No Waiver. No waiver of any of the terms or conditions of this Agreement shall constitute a
waiver of any other term or condition of this Agreement.
Binding Agreement. This Agreement shall be binding upon and inure to the benefit of the
parties hereto and their respective heirs, personal representatives, successors and assigns subject,
however, to any restrictions on assignment contained in the Commitment Letter, the
Construction Loan Agreement and the Loan Papers.
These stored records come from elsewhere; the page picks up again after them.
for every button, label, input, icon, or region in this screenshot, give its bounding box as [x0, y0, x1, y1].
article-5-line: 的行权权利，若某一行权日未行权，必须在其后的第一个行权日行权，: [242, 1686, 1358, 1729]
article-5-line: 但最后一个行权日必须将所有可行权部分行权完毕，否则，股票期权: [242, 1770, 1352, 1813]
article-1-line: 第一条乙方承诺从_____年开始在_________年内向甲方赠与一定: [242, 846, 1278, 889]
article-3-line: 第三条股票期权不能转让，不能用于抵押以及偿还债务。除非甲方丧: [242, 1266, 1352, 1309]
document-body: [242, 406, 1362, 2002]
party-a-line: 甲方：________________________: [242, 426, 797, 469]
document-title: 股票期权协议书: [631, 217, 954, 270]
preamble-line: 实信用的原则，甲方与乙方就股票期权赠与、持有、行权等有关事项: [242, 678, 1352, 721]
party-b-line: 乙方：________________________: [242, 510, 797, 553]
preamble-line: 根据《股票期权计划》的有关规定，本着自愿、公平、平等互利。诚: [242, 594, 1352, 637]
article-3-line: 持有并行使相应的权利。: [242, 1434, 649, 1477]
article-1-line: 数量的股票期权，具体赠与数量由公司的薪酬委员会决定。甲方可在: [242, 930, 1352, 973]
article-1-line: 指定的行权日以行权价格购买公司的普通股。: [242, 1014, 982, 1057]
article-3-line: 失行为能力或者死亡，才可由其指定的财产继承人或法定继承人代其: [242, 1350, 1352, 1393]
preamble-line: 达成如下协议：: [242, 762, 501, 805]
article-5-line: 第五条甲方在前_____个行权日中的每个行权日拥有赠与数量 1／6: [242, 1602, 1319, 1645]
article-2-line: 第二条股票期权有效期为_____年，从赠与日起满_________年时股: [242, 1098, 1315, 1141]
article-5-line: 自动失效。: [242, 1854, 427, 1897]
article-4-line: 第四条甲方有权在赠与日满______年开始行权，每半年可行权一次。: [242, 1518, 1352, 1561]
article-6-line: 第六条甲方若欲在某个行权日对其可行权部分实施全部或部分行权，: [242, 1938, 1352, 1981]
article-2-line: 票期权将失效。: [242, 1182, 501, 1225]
Commitment fee. This commitment will be void unless it is funded in accordance with its terms
on or before the expiration of two years from its date. This commitment is good for a period of
fifteen (15) days. To accept, Lender must sign and return an executed copy of it. Borrower
agrees to a non-refundable commitment fee of $100,000 except where Borrower is entitled to a
credit of up to Seventy-Five Thousand Dollars ($75,000) on closing costs in the event the loan is
consumated. The fee shall be delivered to the Lender upon receipt of the executed copy of this
commitment letter and shall be deemed fully earned by the Lender at that time.